Наблюдать за царицей денно и нощно. Внушать ей… Завещанье иметь наготове. Собственные сомненья — а они сбивали с толку — вон из головы, чтобы и тени их не было. Рассчитать до мелочи, на каких условиях возможно отдать престол Петру Второму, сыну изменника.
164
Дитя сердца (от нем. Herzkind).
Ладони вспотели, деревянные морды подлокотников, сжатые крепко, намокли. Данилыч вытер руки об халат, ворсистая мягкая ткань успокаивала. Часы пробили одиннадцать. Данилыч не слышал: поле предстоящих баталий раскинулось перед ним. Нева роптала, волны долбили берег гулко, пушечно.
«Его светлость лёг спать в двенадцать часов». Перед этим босой, в сорочке ещё раз невольно кинул взгляд через чёрный провал реки.

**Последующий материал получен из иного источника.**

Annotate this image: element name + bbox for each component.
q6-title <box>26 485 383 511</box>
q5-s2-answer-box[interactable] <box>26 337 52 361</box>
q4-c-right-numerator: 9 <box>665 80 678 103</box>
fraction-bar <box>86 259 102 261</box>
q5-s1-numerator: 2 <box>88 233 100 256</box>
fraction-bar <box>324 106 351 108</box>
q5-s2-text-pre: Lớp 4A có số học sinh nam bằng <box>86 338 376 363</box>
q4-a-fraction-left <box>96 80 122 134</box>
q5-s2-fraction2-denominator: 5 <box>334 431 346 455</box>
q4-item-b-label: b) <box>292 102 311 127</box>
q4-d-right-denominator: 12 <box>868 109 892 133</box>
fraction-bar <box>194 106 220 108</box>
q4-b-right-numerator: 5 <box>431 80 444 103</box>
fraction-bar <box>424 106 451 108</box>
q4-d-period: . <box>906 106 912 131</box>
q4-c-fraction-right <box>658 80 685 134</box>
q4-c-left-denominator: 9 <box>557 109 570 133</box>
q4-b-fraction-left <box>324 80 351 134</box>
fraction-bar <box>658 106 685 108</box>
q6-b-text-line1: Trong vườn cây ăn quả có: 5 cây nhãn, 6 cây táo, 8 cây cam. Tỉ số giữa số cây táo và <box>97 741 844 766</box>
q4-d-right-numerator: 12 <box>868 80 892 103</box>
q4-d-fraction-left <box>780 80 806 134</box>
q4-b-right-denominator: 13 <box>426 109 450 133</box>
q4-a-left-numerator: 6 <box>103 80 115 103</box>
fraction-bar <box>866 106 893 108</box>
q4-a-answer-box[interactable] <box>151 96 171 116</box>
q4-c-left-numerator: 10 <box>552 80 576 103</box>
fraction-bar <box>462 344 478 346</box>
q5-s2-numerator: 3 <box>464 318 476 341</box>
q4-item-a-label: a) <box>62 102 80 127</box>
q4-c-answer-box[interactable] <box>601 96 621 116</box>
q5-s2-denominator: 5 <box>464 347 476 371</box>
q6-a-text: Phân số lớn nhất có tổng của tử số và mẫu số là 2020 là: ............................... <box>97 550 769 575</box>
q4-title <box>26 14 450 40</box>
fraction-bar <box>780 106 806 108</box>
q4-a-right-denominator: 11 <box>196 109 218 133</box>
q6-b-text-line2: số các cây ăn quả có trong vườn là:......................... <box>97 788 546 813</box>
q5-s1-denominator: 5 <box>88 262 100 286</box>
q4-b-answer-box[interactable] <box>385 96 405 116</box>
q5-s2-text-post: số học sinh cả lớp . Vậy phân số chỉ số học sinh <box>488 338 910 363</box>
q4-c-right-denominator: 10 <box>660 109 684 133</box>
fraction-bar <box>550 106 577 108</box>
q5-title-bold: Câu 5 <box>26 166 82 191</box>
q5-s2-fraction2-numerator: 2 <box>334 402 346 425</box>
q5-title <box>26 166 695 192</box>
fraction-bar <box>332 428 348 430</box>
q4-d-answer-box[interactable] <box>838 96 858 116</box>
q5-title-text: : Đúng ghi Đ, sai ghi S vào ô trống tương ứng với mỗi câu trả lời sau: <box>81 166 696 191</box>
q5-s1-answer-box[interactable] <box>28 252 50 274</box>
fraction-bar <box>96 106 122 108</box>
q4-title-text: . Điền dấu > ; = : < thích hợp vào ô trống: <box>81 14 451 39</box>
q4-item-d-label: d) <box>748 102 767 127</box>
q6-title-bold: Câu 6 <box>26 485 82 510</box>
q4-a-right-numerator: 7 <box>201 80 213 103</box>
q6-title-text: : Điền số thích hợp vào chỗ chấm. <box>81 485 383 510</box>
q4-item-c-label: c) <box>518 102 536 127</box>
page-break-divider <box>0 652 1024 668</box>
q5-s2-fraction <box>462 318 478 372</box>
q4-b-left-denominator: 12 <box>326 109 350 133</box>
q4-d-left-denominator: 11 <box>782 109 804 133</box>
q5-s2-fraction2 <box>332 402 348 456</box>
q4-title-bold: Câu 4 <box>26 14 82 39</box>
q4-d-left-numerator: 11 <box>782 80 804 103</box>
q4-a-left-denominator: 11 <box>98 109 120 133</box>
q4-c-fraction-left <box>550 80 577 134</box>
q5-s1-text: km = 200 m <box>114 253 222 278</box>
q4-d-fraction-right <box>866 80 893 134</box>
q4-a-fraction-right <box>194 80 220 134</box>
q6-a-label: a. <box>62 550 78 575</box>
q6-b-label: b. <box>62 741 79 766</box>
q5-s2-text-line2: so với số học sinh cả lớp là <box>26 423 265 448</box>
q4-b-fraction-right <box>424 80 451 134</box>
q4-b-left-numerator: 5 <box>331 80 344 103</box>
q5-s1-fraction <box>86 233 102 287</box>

Дворец безмятежно сливался с ночью.
Эльза
«Малый мороз, туман, потом подул тёплый воздух». Исцеление царицы ускорилось.
— Свят, свят! — воскликнул Данилыч, входя. — Воскресла молодка.
И впрямь отбросила несколько лет. Опять принимает, нежась на подушках, благоуханная, нарумяненная. У кровати кувшин с вином, дьявольский соблазн.
— Разобью, вот те крест! Доктора отошлю, пошто зря кормить.
— Фатти сердитый?
Надулась, однако в глазах смешки. О ком она? Про какого отца? Князь намеревался развить атаку, но замолчал, смутившись.
— Мария плачет, да? Я виноватая, я отняла поляка.
Тьфу, из ума вон! Что верно, то верно, отбила жениха у Машки, молодого Сапегу, побаловалась, а теперь дала отставку.
— Невелик урон, — отрезал Данилыч.
— Эй! Другой есть?
Изогнула стан, смеясь беззвучно, грудь лезет вон из лёгкого шлафрока. Вишь, гран кокетт! Свела разговор в сторону, к пустяку.
— Слезы одной не стоит жених. Ты о себе подумай! Поубавь жажду. Задурят ведь хмельную голову.
Обиделась, вскинула брови.
— Кто мне дурит?
— Шаркают тут, около… Толстой ноет, хвост поджавши. Съест его Петрушка… Пустое это, неужто веришь? История старая, быльём поросло.
Ещё недавно Данилыч так же твердил себе — быльём поросло, мальчишка едва ли станет мстить за отца, разве настроит кто… Так на то воспитатели. Подтрунивал над Толстым — совестлив больно, Пётр Андреич! Ну, сыскал в Италии изменника Алексея, доставил царю. Каяться, что ли? Ты же слуга царский.
— Притворщик он, матушка. Я-то его насквозь вижу, из одного котелка хлебали. При чём Петрушка? Толстой хоть кому присягнёт, хоть Вельзевулу, лишь бы мне наперекор. И Дивьер, и Бутурлин… Дурят голову, дурят тебе, дщери твоей дурят…
— Эй, Александр! — оборвала самодержица, посуровела. — Ты плохой человек.
— Спасибо, матушка! Плохой, так уйду я, ослобони! На покой пора… Врачи говорят — чахотка, а здесь её в сырости не одолеть.
Хитрит Данилыч, сей хвори не оказалось. Подозрение было, медики мяли его, выстукивали. Чахотка — звучит зловеще, добрая душа содрогнётся.
— Подамся на Украину, виноград разведу. Коли я нехорош…
— Плохой, — повторила царица жёстко. — Грубый человек. Зачем Анну ругал?
— Помилуй, матушка, терпенье иссякло! Все свидетели — отреклась от престола, как выходила замуж. Давши слово — держись, милая! Ты голштинская, чай, довольно тебе.
— Нет… не поедет с ним…
— Муж есть муж, куда его денешь?
Екатерина смотрела в сторону, отчуждённо.